Of course there is another side to this issue; it’s the reason why the majority of Football League clubs opted to reduce the number of substitutes back down to five during the summer. Not all clubs in the Football League can afford to have a squad that is big enough to cope with fielding seven substitutes per game.

Championship clubs are considerably better off than their contemporaries in Leagues One and Two and the decision was made by all 72 competing Football League clubs, many of whom have threadbare squads and feel that the availability of additional substitutes puts them at a disadvantage.

Furthermore, with the introduction of Financial Fair Play regulations looming, it may be that all Football League teams have to start cutting back on the number of playing staff they employ. The reduction in substitutes may therefore have been implemented to encourage a more prudent approach to squad building over the coming years.

My feeling is that, despite the forthcoming FFP regulations, the game would benefit from Championship clubs being able to select as many substitutes as possible. If clubs have to strip back their first team squads in order to balance their books, they should instead fill their bench with youth players. This is, in my opinion, the key reason why we need to have at least seven substitutes sitting in the dugout.

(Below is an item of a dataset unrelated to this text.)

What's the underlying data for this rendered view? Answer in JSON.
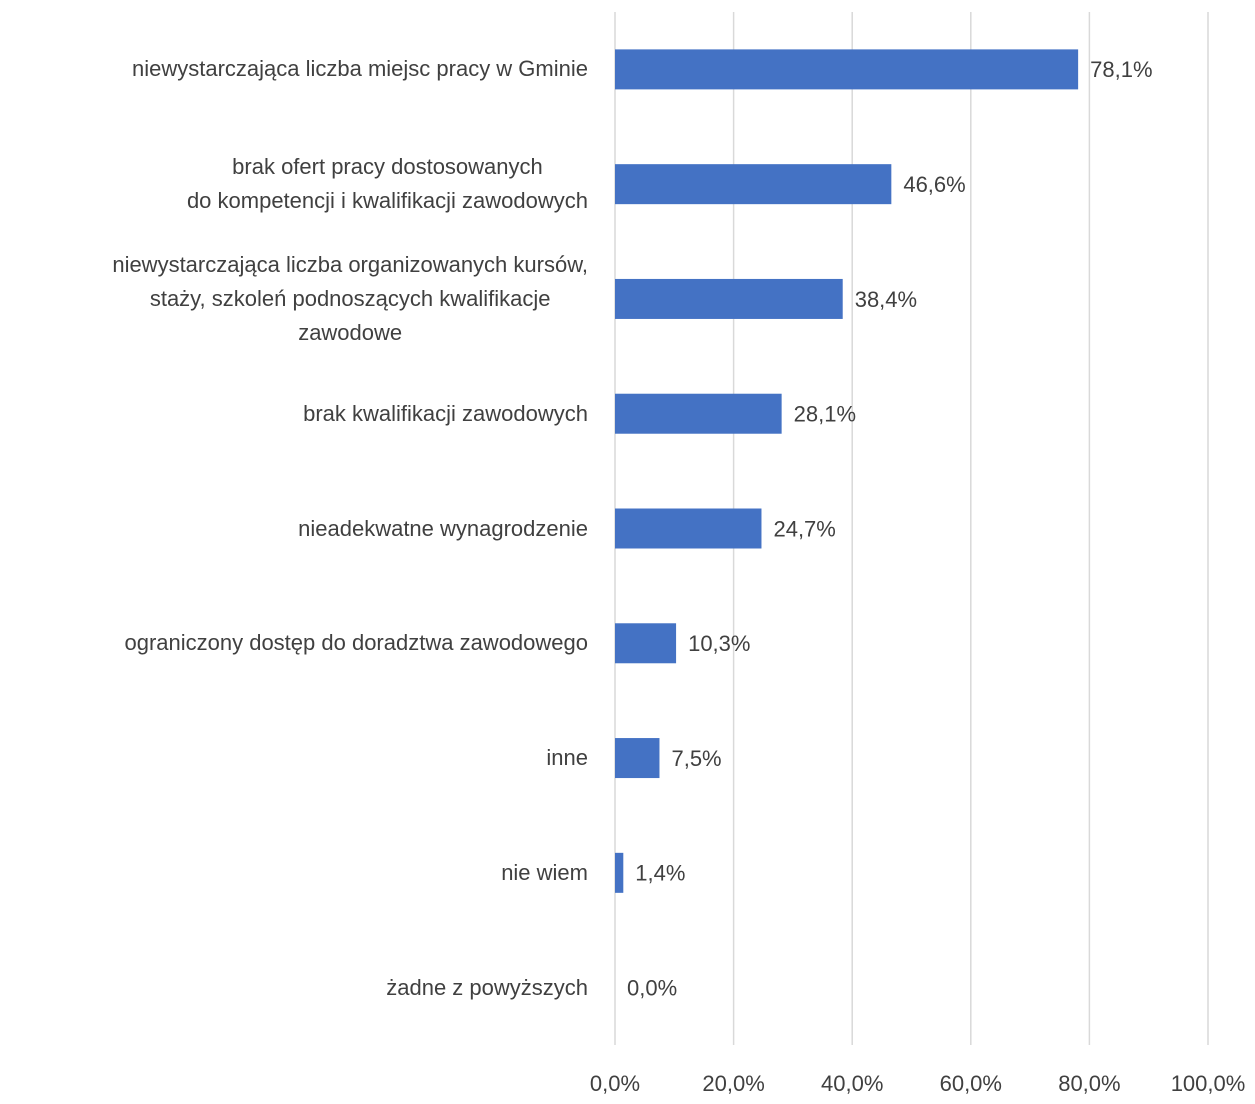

I do accept that clubs in the lower leagues do not necessarily benefit from having to field extra substitutes on match days and am not proposing that they should be forced to do so.

Instead I am suggesting that each league should vote separately on the issue. There is a huge difference in the infrastructure of clubs, dependent on which league they happen to be in, and this should be represented in the number of substitutes they are allowed to use on match days.

There are so many benefits to be gained by the game of football if Championship clubs are allowed bigger match day squads. In my opinion, the current restrictions only serve to waste players’ talents and supporters’ money.